48. An apparatus for modifying a data stream of backup data to be provided to a fixed position delta reduction backup method, comprising:
a processor; and
a memory, at least one of the processor or the memory being adapted for:
parsing at least a portion of a data stream into a plurality of data blocks and a plurality of sets of validation bytes, wherein each of the plurality of data blocks corresponds to one of the plurality of sets of validation bytes and wherein each of the plurality of sets of validation bytes includes a signature;
generating one or more modified data streams such that the plurality of data blocks are a first set of contiguous bytes that are separate from a second set of contiguous bytes including the plurality of sets of validation bytes, wherein each of the plurality of sets of validation bytes changes from a backup session to a subsequent backup session independent of whether the contents of the corresponding one of the plurality of data blocks changes from the backup session to the subsequent backup session;
wherein the fixed position delta reduction backup method identifies segments of the first set of contiguous bytes that have changed since a previous backup, wherein each of the segments of the first set of contiguous bytes includes one or more of the plurality of data blocks of the first set of contiguous bytes;
wherein the fixed position delta reduction backup method stores segments of the first set of contiguous bytes that have changed since the previous backup but does not store segments of the first set of contiguous bytes that have not changed since the previous backup; and
providing the one or more modified data streams to the fixed position delta reduction backup method, thereby enabling the fixed position delta reduction backup method to compare the first set of contiguous bytes against corresponding data blocks from a previous backup.
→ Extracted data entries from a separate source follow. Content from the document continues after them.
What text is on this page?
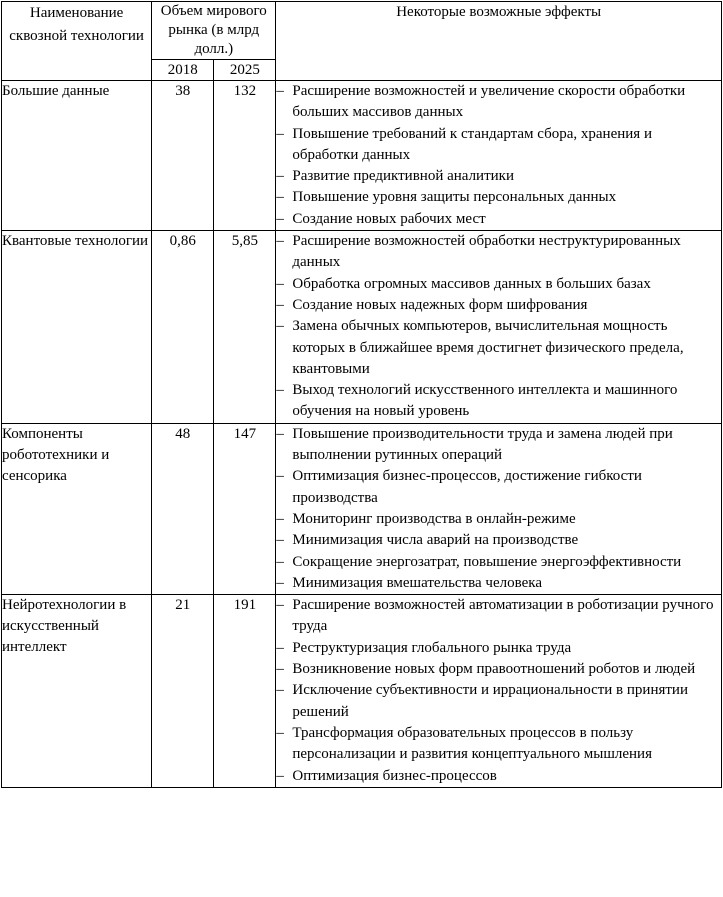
Наименование сквозной технологии	Объем мирового рынка (в млрд долл.)		Некоторые возможные эффекты
	2018	2025	
Большие данные	38	132	– Расширение возможностей и увеличение скорости обработки больших массивов данных
– Повышение требований к стандартам сбора, хранения и обработки данных
– Развитие предиктивной аналитики
– Повышение уровня защиты персональных данных
– Создание новых рабочих мест

Квантовые технологии	0,86	5,85	– Расширение возможностей обработки неструктурированных данных
– Обработка огромных массивов данных в больших базах
– Создание новых надежных форм шифрования
– Замена обычных компьютеров, вычислительная мощность которых в ближайшее время достигнет физического предела, квантовыми
– Выход технологий искусственного интеллекта и машинного обучения на новый уровень

Компоненты робототехники и сенсорика	48	147	– Повышение производительности труда и замена людей при выполнении рутинных операций
– Оптимизация бизнес-процессов, достижение гибкости производства
– Мониторинг производства в онлайн-режиме
– Минимизация числа аварий на производстве
– Сокращение энергозатрат, повышение энергоэффективности
– Минимизация вмешательства человека

Нейротехнологии в искусственный интеллект	21	191	– Расширение возможностей автоматизации в роботизации ручного труда
– Реструктуризация глобального рынка труда
– Возникновение новых форм правоотношений роботов и людей
– Исключение субъективности и иррациональности в принятии решений
– Трансформация образовательных процессов в пользу персонализации и развития концептуального мышления
– Оптимизация бизнес-процессов
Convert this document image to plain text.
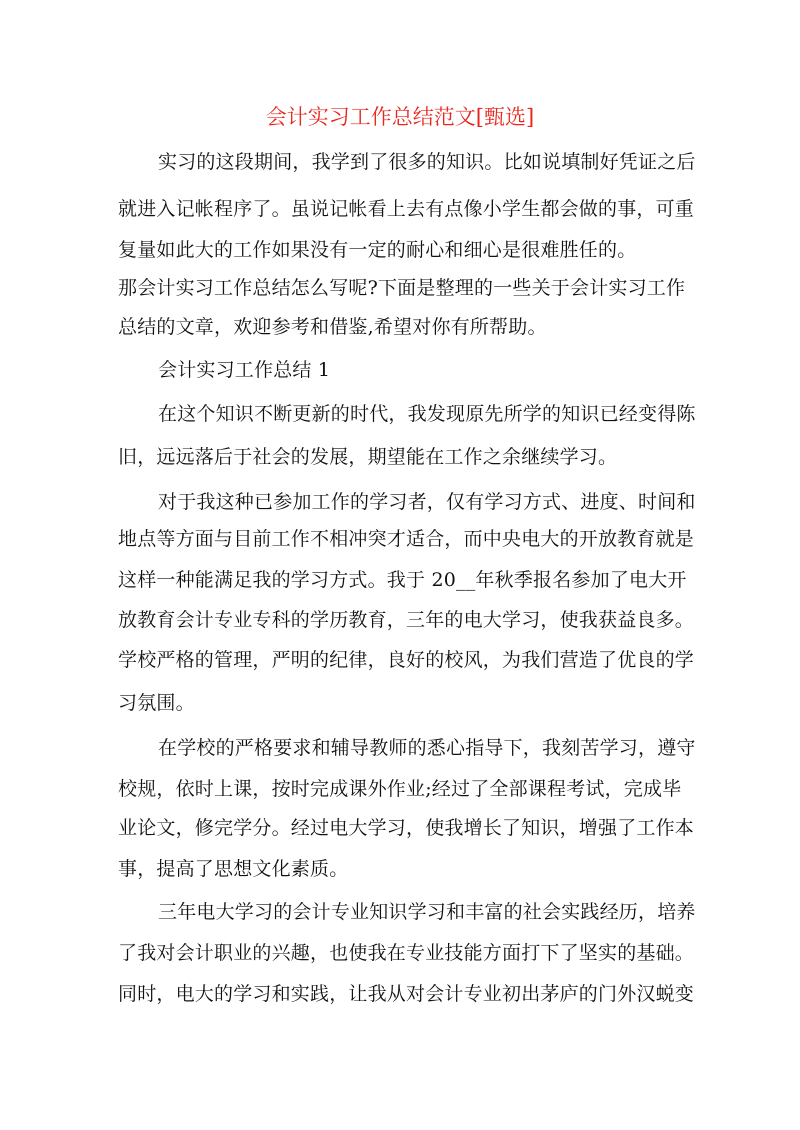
会计实习工作总结范文[甄选]
实习的这段期间，我学到了很多的知识。比如说填制好凭证之后
就进入记帐程序了。虽说记帐看上去有点像小学生都会做的事，可重
复量如此大的工作如果没有一定的耐心和细心是很难胜任的。
那会计实习工作总结怎么写呢?下面是整理的一些关于会计实习工作
总结的文章，欢迎参考和借鉴,希望对你有所帮助。
会计实习工作总结 1
在这个知识不断更新的时代，我发现原先所学的知识已经变得陈
旧，远远落后于社会的发展，期望能在工作之余继续学习。
对于我这种已参加工作的学习者，仅有学习方式、进度、时间和
地点等方面与目前工作不相冲突才适合，而中央电大的开放教育就是
这样一种能满足我的学习方式。我于 20__年秋季报名参加了电大开
放教育会计专业专科的学历教育，三年的电大学习，使我获益良多。
学校严格的管理，严明的纪律，良好的校风，为我们营造了优良的学
习氛围。
在学校的严格要求和辅导教师的悉心指导下，我刻苦学习，遵守
校规，依时上课，按时完成课外作业;经过了全部课程考试，完成毕
业论文，修完学分。经过电大学习，使我增长了知识，增强了工作本
事，提高了思想文化素质。
三年电大学习的会计专业知识学习和丰富的社会实践经历，培养
了我对会计职业的兴趣，也使我在专业技能方面打下了坚实的基础。
同时，电大的学习和实践，让我从对会计专业初出茅庐的门外汉蜕变
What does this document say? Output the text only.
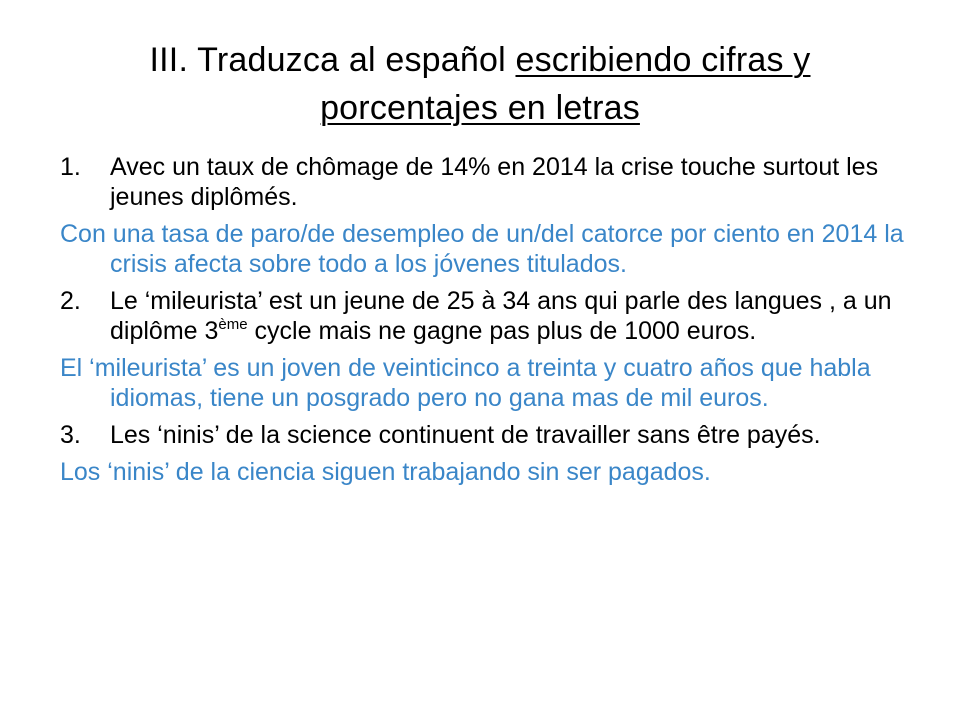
III. Traduzca al español escribiendo cifras y
porcentajes en letras
1. Avec un taux de chômage de 14% en 2014 la crise touche surtout les jeunes diplômés.
Con una tasa de paro/de desempleo de un/del catorce por ciento en 2014 la crisis afecta sobre todo a los jóvenes titulados.
2. Le ‘mileurista’ est un jeune de 25 à 34 ans qui parle des langues , a un diplôme 3ème cycle mais ne gagne pas plus de 1000 euros.
El ‘mileurista’ es un joven de veinticinco a treinta y cuatro años que habla idiomas, tiene un posgrado pero no gana mas de mil euros.
3. Les ‘ninis’ de la science continuent de travailler sans être payés.
Los ‘ninis’ de la ciencia siguen trabajando sin ser pagados.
49. The apparatus as recited in claim 48, at least one of the processor or the memory being further adapted for:
providing the one or more modified data streams to a fixed position delta reduction backup application; and
comparing by the fixed position delta reduction backup application each segment of the one or more modified data streams with a corresponding segment of the one or more modified data streams of a previous backup, wherein each segment includes a portion of the first set of contiguous bytes or a portion of the second set of contiguous bytes, wherein a segment does not include both a portion of the first set of contiguous bytes and a portion of the second set of contiguous bytes.
50. The method as recited in claim 49, wherein the fixed position delta reduction backup application only stores segments of the one or more modified data streams that have changed since the previous backup.
51. A computer-readable storage medium storing thereon computer-readable instructions for modifying a data stream of backup data to be provided to a fixed position delta reduction backup method, comprising:
instructions for parsing at least a portion of a data stream into a plurality of data blocks and a plurality of sets of validation bytes, wherein each of the plurality of data blocks corresponds to one of the plurality of sets of validation bytes and wherein each of the plurality of sets of validation bytes includes a signature;
instructions for generating one or more modified data streams such that the plurality of data blocks are a first set of contiguous bytes that are separate from a second set of contiguous bytes including the plurality of sets of validation bytes, wherein each of the plurality of sets of validation bytes changes from a backup session to a subsequent backup session independent of whether the contents of the corresponding one of the plurality of data blocks changes from the backup session to the subsequent backup session;
wherein the fixed position delta reduction backup method identifies segments of the first set of contiguous bytes that have changed since a previous backup, wherein each of the segments of the first set of contiguous bytes includes a different portion of the first set of contiguous bytes;
wherein the fixed position delta reduction backup method stores segments of the first set of contiguous bytes that have changed since the previous backup but does not store segments of the first set of contiguous bytes that have not changed since the previous backup and
providing the one or more modified data streams to the fixed position delta reduction backup method, thereby enabling the fixed position delta reduction backup method to compare the first set of contiguous bytes against corresponding data blocks from a previous backup.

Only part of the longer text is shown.